The Occupational Safety & Health Administration recently released a report entitled, “Adding Inequality to Injury: The Costs of Failing to Protect Workers on the Job.” Detailed in the report are examples of how workplace injuries serve to create financial burdens which negatively impact the overall economic and social standing of those workers and families impacted.
Also discussed is how changes in many states’ workers’ compensation programs are failing injured workers who end up shouldering many of the injury-related costs that were previously covered by employers.

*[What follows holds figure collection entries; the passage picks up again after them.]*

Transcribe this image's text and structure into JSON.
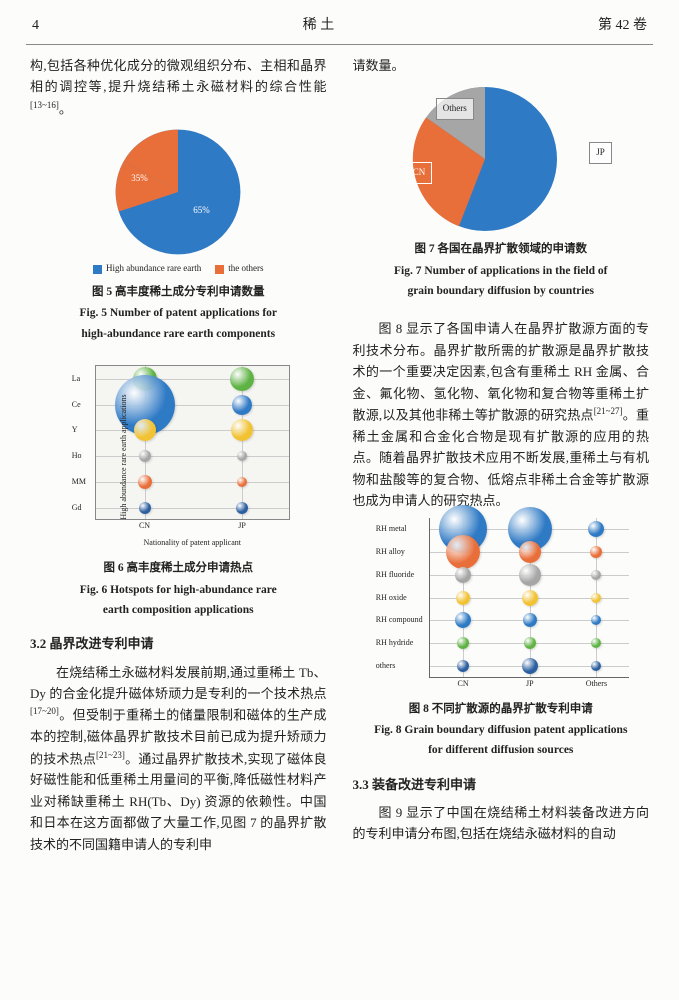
{
  "header": {
    "page": "4",
    "journal": "稀  土",
    "volume": "第 42 卷"
  },
  "colors": {
    "blue": "#2f7ac5",
    "orange": "#e96f3a",
    "grey": "#a6a6a6",
    "green": "#5fb345",
    "yellow": "#f1c232",
    "dblue": "#2b5fa0",
    "brown": "#8d5a2e"
  },
  "leftcol": {
    "p1a": "构,包括各种优化成分的微观组织分布、主相和晶界相的调控等,提升烧结稀土永磁材料的综合性能",
    "p1sup": "[13~16]",
    "p1b": "。",
    "fig5": {
      "values": {
        "high": 65,
        "others": 35
      },
      "legend": [
        "High abundance rare earth",
        "the others"
      ],
      "slice_colors": [
        "#2f7ac5",
        "#e96f3a"
      ],
      "label_65": "65%",
      "label_35": "35%",
      "cn": "图 5  高丰度稀土成分专利申请数量",
      "en1": "Fig. 5  Number of patent applications for",
      "en2": "high-abundance rare earth components"
    },
    "fig6": {
      "y_categories": [
        "La",
        "Ce",
        "Y",
        "Ho",
        "MM",
        "Gd"
      ],
      "x_categories": [
        "CN",
        "JP"
      ],
      "y_axis": "High abundance rare earth applications",
      "x_axis": "Nationality of patent applicant",
      "bubbles": [
        {
          "x": 0,
          "y": 0,
          "r": 12,
          "c": "#5fb345"
        },
        {
          "x": 0,
          "y": 1,
          "r": 30,
          "c": "#2f7ac5"
        },
        {
          "x": 0,
          "y": 2,
          "r": 11,
          "c": "#f1c232"
        },
        {
          "x": 0,
          "y": 3,
          "r": 6,
          "c": "#a6a6a6"
        },
        {
          "x": 0,
          "y": 4,
          "r": 7,
          "c": "#e96f3a"
        },
        {
          "x": 0,
          "y": 5,
          "r": 6,
          "c": "#2b5fa0"
        },
        {
          "x": 1,
          "y": 0,
          "r": 12,
          "c": "#5fb345"
        },
        {
          "x": 1,
          "y": 1,
          "r": 10,
          "c": "#2f7ac5"
        },
        {
          "x": 1,
          "y": 2,
          "r": 11,
          "c": "#f1c232"
        },
        {
          "x": 1,
          "y": 3,
          "r": 5,
          "c": "#a6a6a6"
        },
        {
          "x": 1,
          "y": 4,
          "r": 5,
          "c": "#e96f3a"
        },
        {
          "x": 1,
          "y": 5,
          "r": 6,
          "c": "#2b5fa0"
        }
      ],
      "cn": "图 6  高丰度稀土成分申请热点",
      "en1": "Fig. 6  Hotspots for high-abundance rare",
      "en2": "earth composition applications"
    },
    "sec32": "3.2  晶界改进专利申请",
    "p2a": "在烧结稀土永磁材料发展前期,通过重稀土 Tb、Dy 的合金化提升磁体矫顽力是专利的一个技术热点",
    "p2sup1": "[17~20]",
    "p2b": "。但受制于重稀土的储量限制和磁体的生产成本的控制,磁体晶界扩散技术目前已成为提升矫顽力的技术热点",
    "p2sup2": "[21~23]",
    "p2c": "。通过晶界扩散技术,实现了磁体良好磁性能和低重稀土用量间的平衡,降低磁性材料产业对稀缺重稀土 RH(Tb、Dy) 资源的依赖性。中国和日本在这方面都做了大量工作,见图 7 的晶界扩散技术的不同国籍申请人的专利申"
  },
  "rightcol": {
    "p1": "请数量。",
    "fig7": {
      "slices": [
        {
          "label": "JP",
          "value": 58,
          "c": "#2f7ac5"
        },
        {
          "label": "CN",
          "value": 33,
          "c": "#e96f3a"
        },
        {
          "label": "Others",
          "value": 9,
          "c": "#a6a6a6"
        }
      ],
      "cn": "图 7  各国在晶界扩散领域的申请数",
      "en1": "Fig. 7  Number of applications in the field of",
      "en2": "grain boundary diffusion by countries"
    },
    "p2a": "图 8 显示了各国申请人在晶界扩散源方面的专利技术分布。晶界扩散所需的扩散源是晶界扩散技术的一个重要决定因素,包含有重稀土 RH 金属、合金、氟化物、氢化物、氧化物和复合物等重稀土扩散源,以及其他非稀土等扩散源的研究热点",
    "p2sup": "[21~27]",
    "p2b": "。重稀土金属和合金化合物是现有扩散源的应用的热点。随着晶界扩散技术应用不断发展,重稀土与有机物和盐酸等的复合物、低熔点非稀土合金等扩散源也成为申请人的研究热点。",
    "fig8": {
      "y_categories": [
        "RH metal",
        "RH alloy",
        "RH fluoride",
        "RH oxide",
        "RH compound",
        "RH hydride",
        "others"
      ],
      "x_categories": [
        "CN",
        "JP",
        "Others"
      ],
      "bubbles": [
        {
          "x": 0,
          "y": 0,
          "r": 24,
          "c": "#2f7ac5"
        },
        {
          "x": 0,
          "y": 1,
          "r": 17,
          "c": "#e96f3a"
        },
        {
          "x": 0,
          "y": 2,
          "r": 8,
          "c": "#a6a6a6"
        },
        {
          "x": 0,
          "y": 3,
          "r": 7,
          "c": "#f1c232"
        },
        {
          "x": 0,
          "y": 4,
          "r": 8,
          "c": "#2f7ac5"
        },
        {
          "x": 0,
          "y": 5,
          "r": 6,
          "c": "#5fb345"
        },
        {
          "x": 0,
          "y": 6,
          "r": 6,
          "c": "#2b5fa0"
        },
        {
          "x": 1,
          "y": 0,
          "r": 22,
          "c": "#2f7ac5"
        },
        {
          "x": 1,
          "y": 1,
          "r": 11,
          "c": "#e96f3a"
        },
        {
          "x": 1,
          "y": 2,
          "r": 11,
          "c": "#a6a6a6"
        },
        {
          "x": 1,
          "y": 3,
          "r": 8,
          "c": "#f1c232"
        },
        {
          "x": 1,
          "y": 4,
          "r": 7,
          "c": "#2f7ac5"
        },
        {
          "x": 1,
          "y": 5,
          "r": 6,
          "c": "#5fb345"
        },
        {
          "x": 1,
          "y": 6,
          "r": 8,
          "c": "#2b5fa0"
        },
        {
          "x": 2,
          "y": 0,
          "r": 8,
          "c": "#2f7ac5"
        },
        {
          "x": 2,
          "y": 1,
          "r": 6,
          "c": "#e96f3a"
        },
        {
          "x": 2,
          "y": 2,
          "r": 5,
          "c": "#a6a6a6"
        },
        {
          "x": 2,
          "y": 3,
          "r": 5,
          "c": "#f1c232"
        },
        {
          "x": 2,
          "y": 4,
          "r": 5,
          "c": "#2f7ac5"
        },
        {
          "x": 2,
          "y": 5,
          "r": 5,
          "c": "#5fb345"
        },
        {
          "x": 2,
          "y": 6,
          "r": 5,
          "c": "#2b5fa0"
        }
      ],
      "cn": "图 8  不同扩散源的晶界扩散专利申请",
      "en1": "Fig. 8  Grain boundary diffusion patent applications",
      "en2": "for different diffusion sources"
    },
    "sec33": "3.3  装备改进专利申请",
    "p3": "图 9 显示了中国在烧结稀土材料装备改进方向的专利申请分布图,包括在烧结永磁材料的自动"
  }
}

Many people still think of America as the land of opportunity where, through hard work, an individual can achieve financial success. However, increasingly workers in many U.S. segments no longer share this idyllic viewpoint. Gone largely are the days of employer and employee loyalty when an individual obtained a job with a company through which they are able to advance and successfully grow. Today, in many industries including manufacturing and construction, there’s been an increasing reliance on contract and independent laborers.
Take for example a construction worksite where dozens of workers are responsible for carrying out assigned duties, the vast majority of which are contractors. In some cases, workers from several different companies may be assigned to the same worksite. This type of situation presents many unknowns and safety concerns as those individuals tasked with managing a worksite may have no idea about each worker’s level of experience and training.
Additionally, employers within the construction industry are often guilty of misclassifying independent contractors which employers frequently use to their advantage to avoid compliance with OSHA regulations. What’s more, in cases where an independent contractor is injured on the job, he or she isn’t able to recover workers’ compensation benefits.